A major tobacco firm is getting legal advice on opposing the plan to sell cigarettes in uniform packs with graphic health warnings.

The industry has been given advice which could tie up the plan in court for years and, according to one lawyer, Scotland could end up in a "lose-lose situation".

One tobacco firm has sought legal advice over possible grounds to challenge when the Scottish Government brings forward a Bill.

The government said it will not be put off from introducing health improving measures.

A solicitor with a Glasgow law firm has provided potential details for a case and said compensation could be costly.

A challenge would likely claim that the law is outwith the remit of the Scottish Parliament and that the measure will not be effective in improving health to qualify it as competent.

If that fails, then a case for compensation could be brought over loss of brand use.

The advice supplied to the one tobacco firm focuses on the European Convention on Human Rights concerning property. The lawyer said if the property, including intellectual property which covers brand identity, is deprived then the owner is entitled to compensation.

Studies of global brand values put the most high-profile tobacco brand, Marlboro, in the top 10 with the likes of Apple, Coca Cola and McDonalds. Its global worth is estimated at £44billion. If all tobacco firms were to be compensated the lawyer said the costs to the government would be high.

The government said the regulation concerns marketing not intellectual property.

Its spokeswoman said: "We are clear that the Scottish Parliament has the competence to legislate on matters of public health, such as standardised packaging, and remain comm-itted to introducing this policy.

"We will not be deterred by the tobacco industry.

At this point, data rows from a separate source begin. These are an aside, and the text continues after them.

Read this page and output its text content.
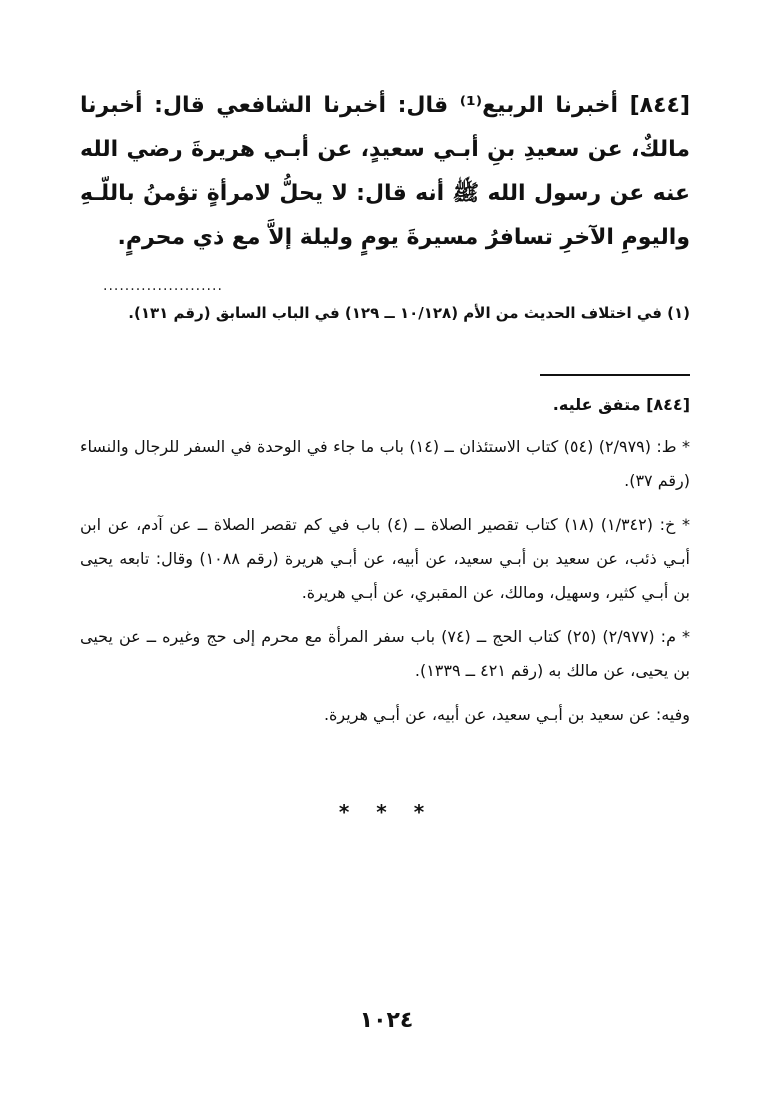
[٨٤٤] أخبرنا الربيع⁽¹⁾ قال: أخبرنا الشافعي قال: أخبرنا مالكٌ، عن سعيدِ بنِ أبـي سعيدٍ، عن أبـي هريرةَ رضي الله عنه عن رسول الله ﷺ أنه قال: لا يحلُّ لامرأةٍ تؤمنُ باللّـهِ واليومِ الآخرِ تسافرُ مسيرةَ يومٍ وليلة إلاَّ مع ذي محرمٍ.
......................
(١) في اختلاف الحديث من الأم (١٠/١٢٨ ــ ١٢٩) في الباب السابق (رقم ١٣١).

[٨٤٤] متفق عليه.

* ط: (٢/٩٧٩) (٥٤) كتاب الاستئذان ــ (١٤) باب ما جاء في الوحدة في السفر للرجال والنساء (رقم ٣٧).

* خ: (١/٣٤٢) (١٨) كتاب تقصير الصلاة ــ (٤) باب في كم تقصر الصلاة ــ عن آدم، عن ابن أبـي ذئب، عن سعيد بن أبـي سعيد، عن أبيه، عن أبـي هريرة (رقم ١٠٨٨) وقال: تابعه يحيى بن أبـي كثير، وسهيل، ومالك، عن المقبري، عن أبـي هريرة.

* م: (٢/٩٧٧) (٢٥) كتاب الحج ــ (٧٤) باب سفر المرأة مع محرم إلى حج وغيره ــ عن يحيى بن يحيى، عن مالك به (رقم ٤٢١ ــ ١٣٣٩).

وفيه: عن سعيد بن أبـي سعيد، عن أبيه، عن أبـي هريرة.

* * *
١٠٢٤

They have failed before in challenging the Scottish Parliament's ability to legislate on public health, as we saw in the Supreme Court's decision to dismiss Imperial Tobacco's challenge on the tobacco display ban.

"We will now identify a time-scale to introduce legislation on standardised packaging to the Scottish Parliament."

"The purpose of the legislation is to improve public health by regulating the marketing of tobacco, not to regulate intellectual property."